Victoire Babois, also known as Victoire-Magueritte Babois (6 October 1760 – 18 March 1839), was a French poet and writer of elegies. Married in 1780, she suffered tragedy when her five-year-old daughter Blanche died in 1792. This experience led her to write an elegy to her daughter, which, encouraged by her uncle Jean-François Ducis, she published in 1804. The collection of poems was reprinted six times in the following six years, and influenced other French poets, including Marceline Desbordes-Valmore and Alphonse de Lamartine. She published other collections of elegies, including political works that commented on contemporary events like the Napoleonic Wars. She died on 8 March 1839 and is buried in Paris.

==Biography==
Babois was born in Versailles on 6 October 1760, the only daughter of Jean-Baptiste and Magueritte, née Lapoulide. She was known by the forename Victoire-Magueritte and Victoire. She received very little education, although she later recalled enjoying reading Jean Racine. She married Jacques-Nicolas Gosset in 1780. However, her only child, a girl named Blanche, died in 1792 at the age of five. After this, her marriage did not last and she separated from her husband and divorced in 1793.

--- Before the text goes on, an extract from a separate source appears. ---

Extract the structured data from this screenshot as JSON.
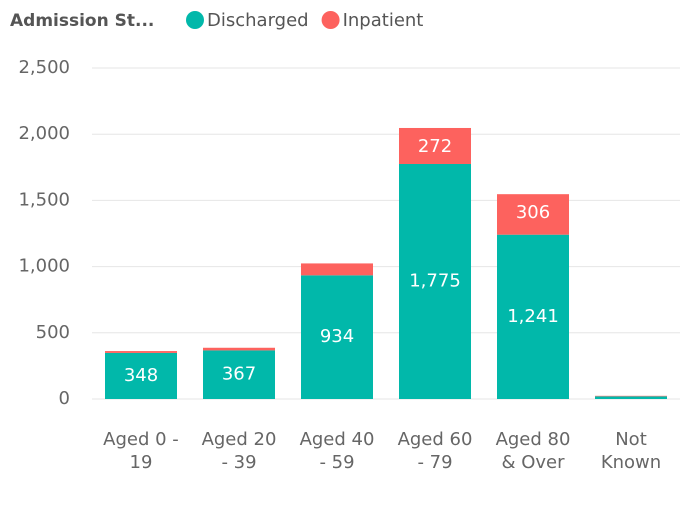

This experience of tragedy inspired her to write poetry. Her uncle, Jean-François Ducis, encouraged her to publish and her first anthology of elegies was published in 1804. The poems, a response to the death of her daughter, proved very popular and were reprinted six times before 1810. Meanwhile, she had met the poet Jean-Jacques Karpff in 1806, who subsequently lodged with her until his death in 1829.

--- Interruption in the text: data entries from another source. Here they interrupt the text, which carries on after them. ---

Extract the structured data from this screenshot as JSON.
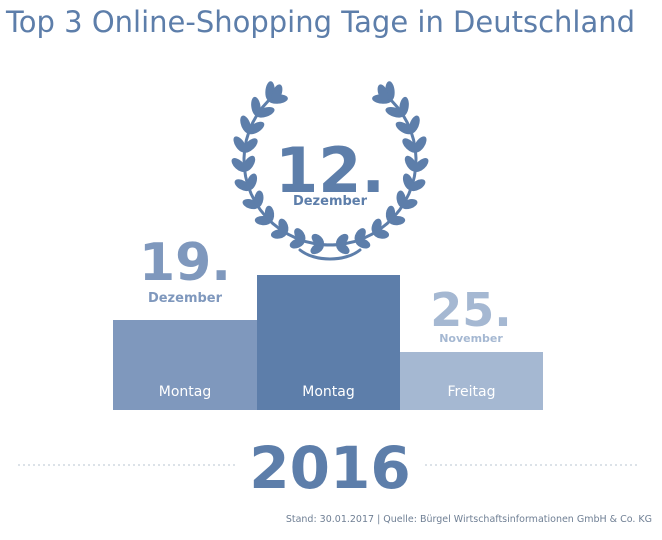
{
  "title": "Top 3 Online-Shopping Tage in Deutschland",
  "chart_data": {
    "type": "bar",
    "title": "Top 3 Online-Shopping Tage in Deutschland",
    "year": "2016",
    "bars": [
      {
        "rank": 2,
        "day": "19.",
        "month": "Dezember",
        "weekday": "Montag",
        "color": "#7f98bd"
      },
      {
        "rank": 1,
        "day": "12.",
        "month": "Dezember",
        "weekday": "Montag",
        "color": "#5d7eaa"
      },
      {
        "rank": 3,
        "day": "25.",
        "month": "November",
        "weekday": "Freitag",
        "color": "#a5b8d2"
      }
    ]
  },
  "colors": {
    "primary": "#5d7eaa",
    "second": "#7f98bd",
    "third": "#a5b8d2",
    "dots": "#c8d0da"
  },
  "footer": "Stand: 30.01.2017 | Quelle: Bürgel Wirtschaftsinformationen GmbH & Co. KG"
}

She became increasingly well known in literate circles for her elegies and, in 1815, published an elegy on the death of Ducis. He wrote of her, "Née pour être amante, épouse, mère et patriote passionnée, pour être excellente fille, fidèle et généreuse amie, vous avez dû souffrir beaucoup. Telle a été votre destinée. Mais, votre douleur maternelle, confiée à vos éloquentes élégies, vivra longtemps dans vos vers." ("Born to be a lover, wife, mother and passionate patriot, to be an excellent daughter, a faithful and generous friend, you must have suffered a lot. Such has been your destiny. But, your maternal grief, enshrined in your eloquent elegies, will live forever in your verse.")

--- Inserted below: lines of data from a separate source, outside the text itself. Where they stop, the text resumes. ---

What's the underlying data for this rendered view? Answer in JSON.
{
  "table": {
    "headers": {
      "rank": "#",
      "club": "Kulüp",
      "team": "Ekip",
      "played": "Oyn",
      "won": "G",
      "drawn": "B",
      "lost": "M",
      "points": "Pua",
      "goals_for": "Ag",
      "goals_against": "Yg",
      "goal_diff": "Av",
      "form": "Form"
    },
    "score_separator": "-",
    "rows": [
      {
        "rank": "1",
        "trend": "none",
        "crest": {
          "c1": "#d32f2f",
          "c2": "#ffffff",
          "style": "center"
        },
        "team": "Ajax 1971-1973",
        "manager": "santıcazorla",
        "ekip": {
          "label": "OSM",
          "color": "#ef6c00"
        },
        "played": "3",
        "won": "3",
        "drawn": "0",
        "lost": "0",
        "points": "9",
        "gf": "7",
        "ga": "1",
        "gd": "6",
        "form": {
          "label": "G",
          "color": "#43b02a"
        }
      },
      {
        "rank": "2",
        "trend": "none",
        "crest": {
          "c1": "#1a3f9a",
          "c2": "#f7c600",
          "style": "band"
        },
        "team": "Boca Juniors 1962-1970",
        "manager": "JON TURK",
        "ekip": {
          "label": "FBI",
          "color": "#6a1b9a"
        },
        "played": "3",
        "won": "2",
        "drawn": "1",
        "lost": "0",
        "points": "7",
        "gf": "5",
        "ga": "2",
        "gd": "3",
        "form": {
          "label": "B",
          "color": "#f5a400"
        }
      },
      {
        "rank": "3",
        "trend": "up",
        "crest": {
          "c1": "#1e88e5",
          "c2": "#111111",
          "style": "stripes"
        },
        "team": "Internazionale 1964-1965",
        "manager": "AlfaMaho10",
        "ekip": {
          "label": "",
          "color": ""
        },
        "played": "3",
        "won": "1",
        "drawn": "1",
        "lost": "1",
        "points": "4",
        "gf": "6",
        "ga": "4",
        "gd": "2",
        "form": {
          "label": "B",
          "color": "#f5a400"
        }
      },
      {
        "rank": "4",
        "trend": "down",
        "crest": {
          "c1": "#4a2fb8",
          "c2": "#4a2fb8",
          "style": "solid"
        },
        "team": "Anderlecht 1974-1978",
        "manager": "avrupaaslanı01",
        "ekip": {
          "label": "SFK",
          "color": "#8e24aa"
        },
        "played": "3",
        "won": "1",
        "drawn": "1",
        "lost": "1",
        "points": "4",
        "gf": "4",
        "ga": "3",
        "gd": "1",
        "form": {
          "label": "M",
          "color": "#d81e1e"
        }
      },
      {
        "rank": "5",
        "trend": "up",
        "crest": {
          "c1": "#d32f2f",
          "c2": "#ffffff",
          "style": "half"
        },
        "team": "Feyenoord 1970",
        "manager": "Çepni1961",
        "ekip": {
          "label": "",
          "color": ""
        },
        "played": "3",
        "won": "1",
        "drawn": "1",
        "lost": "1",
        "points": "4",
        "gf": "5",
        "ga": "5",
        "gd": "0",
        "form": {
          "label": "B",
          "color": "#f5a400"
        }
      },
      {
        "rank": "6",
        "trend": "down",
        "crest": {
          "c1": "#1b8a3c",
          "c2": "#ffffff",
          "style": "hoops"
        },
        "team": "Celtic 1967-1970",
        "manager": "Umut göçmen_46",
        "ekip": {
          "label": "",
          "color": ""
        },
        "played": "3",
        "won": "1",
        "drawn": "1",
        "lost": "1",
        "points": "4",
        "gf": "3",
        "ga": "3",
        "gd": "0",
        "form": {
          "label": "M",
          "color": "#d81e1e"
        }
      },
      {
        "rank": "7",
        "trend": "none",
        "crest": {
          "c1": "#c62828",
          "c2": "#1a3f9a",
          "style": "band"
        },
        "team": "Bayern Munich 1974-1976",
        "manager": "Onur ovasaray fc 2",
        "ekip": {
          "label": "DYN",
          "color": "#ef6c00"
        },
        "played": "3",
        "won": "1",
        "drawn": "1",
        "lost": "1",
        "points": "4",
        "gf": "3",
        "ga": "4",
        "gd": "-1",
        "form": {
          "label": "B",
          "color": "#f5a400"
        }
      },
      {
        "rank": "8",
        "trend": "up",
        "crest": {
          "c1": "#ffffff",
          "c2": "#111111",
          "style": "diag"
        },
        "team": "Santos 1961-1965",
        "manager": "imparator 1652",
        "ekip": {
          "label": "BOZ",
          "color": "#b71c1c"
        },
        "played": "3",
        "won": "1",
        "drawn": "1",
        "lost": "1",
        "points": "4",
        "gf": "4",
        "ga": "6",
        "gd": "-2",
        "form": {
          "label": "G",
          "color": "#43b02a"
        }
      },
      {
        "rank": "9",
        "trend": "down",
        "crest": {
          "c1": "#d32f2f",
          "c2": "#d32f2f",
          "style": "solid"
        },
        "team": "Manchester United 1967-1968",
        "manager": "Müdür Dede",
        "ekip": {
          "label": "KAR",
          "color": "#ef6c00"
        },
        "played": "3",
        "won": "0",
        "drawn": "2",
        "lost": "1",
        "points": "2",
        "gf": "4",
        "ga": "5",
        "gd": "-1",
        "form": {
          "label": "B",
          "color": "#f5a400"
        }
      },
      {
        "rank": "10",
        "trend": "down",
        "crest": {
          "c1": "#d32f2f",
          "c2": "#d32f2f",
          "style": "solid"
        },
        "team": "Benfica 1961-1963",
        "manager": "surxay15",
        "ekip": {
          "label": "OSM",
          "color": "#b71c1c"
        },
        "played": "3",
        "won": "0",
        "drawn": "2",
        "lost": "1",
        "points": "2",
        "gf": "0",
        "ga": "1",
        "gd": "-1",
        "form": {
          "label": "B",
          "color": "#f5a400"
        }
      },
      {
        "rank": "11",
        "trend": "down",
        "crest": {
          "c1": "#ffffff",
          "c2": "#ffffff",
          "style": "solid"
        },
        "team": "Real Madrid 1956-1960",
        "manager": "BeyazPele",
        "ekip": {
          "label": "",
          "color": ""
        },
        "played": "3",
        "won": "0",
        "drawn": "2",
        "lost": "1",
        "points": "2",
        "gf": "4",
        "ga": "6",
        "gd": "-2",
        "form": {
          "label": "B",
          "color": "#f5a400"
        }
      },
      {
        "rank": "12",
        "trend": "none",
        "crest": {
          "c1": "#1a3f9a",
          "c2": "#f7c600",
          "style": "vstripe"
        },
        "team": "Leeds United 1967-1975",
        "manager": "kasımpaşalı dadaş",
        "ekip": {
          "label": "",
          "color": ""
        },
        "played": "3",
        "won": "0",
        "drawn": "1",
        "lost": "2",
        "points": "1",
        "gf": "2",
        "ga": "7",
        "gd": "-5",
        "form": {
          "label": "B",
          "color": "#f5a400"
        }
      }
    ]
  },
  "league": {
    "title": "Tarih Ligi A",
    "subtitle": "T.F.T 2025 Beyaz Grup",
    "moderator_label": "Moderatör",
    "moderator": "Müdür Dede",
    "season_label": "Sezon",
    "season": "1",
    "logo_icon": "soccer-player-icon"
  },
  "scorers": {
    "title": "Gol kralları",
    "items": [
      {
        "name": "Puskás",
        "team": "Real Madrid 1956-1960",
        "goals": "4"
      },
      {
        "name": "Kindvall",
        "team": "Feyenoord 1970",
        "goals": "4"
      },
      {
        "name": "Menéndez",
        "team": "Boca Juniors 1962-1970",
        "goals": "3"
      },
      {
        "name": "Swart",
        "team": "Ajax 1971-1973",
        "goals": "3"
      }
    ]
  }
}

Babois was also known for other publications. Her letters to her brother as a child has proved a useful source of contemporary information on female education at the time. She also wrote political elegies, which were collated towards the end of her life. These included comments on her negative experiences of meeting English soldiers during the Napoleonic Wars. She influenced other French poets, including Marceline Desbordes-Valmore and Alphonse de Lamartine. She died in Paris on 8 March 1839 and is buried beside Karpff in Père Lachaise Cemetery in Paris.

==Writing==
Babois wrote elegies, which were published in collections during her lifetime.
- Élégies sur la mort de sa fille âgée de cinq ans (Elegies on the death of a five-year-old daughter), 1804
- Élégies maternelles (Maternal Elegies), 1810
- Élégies et poésies diverses (Various poems and elegies), 1810
- Élégie sur la mort de Ducis, membre de l'Institut royal de France (Elegy on the death of Ducis, member of the Royal Institute of France), 1816.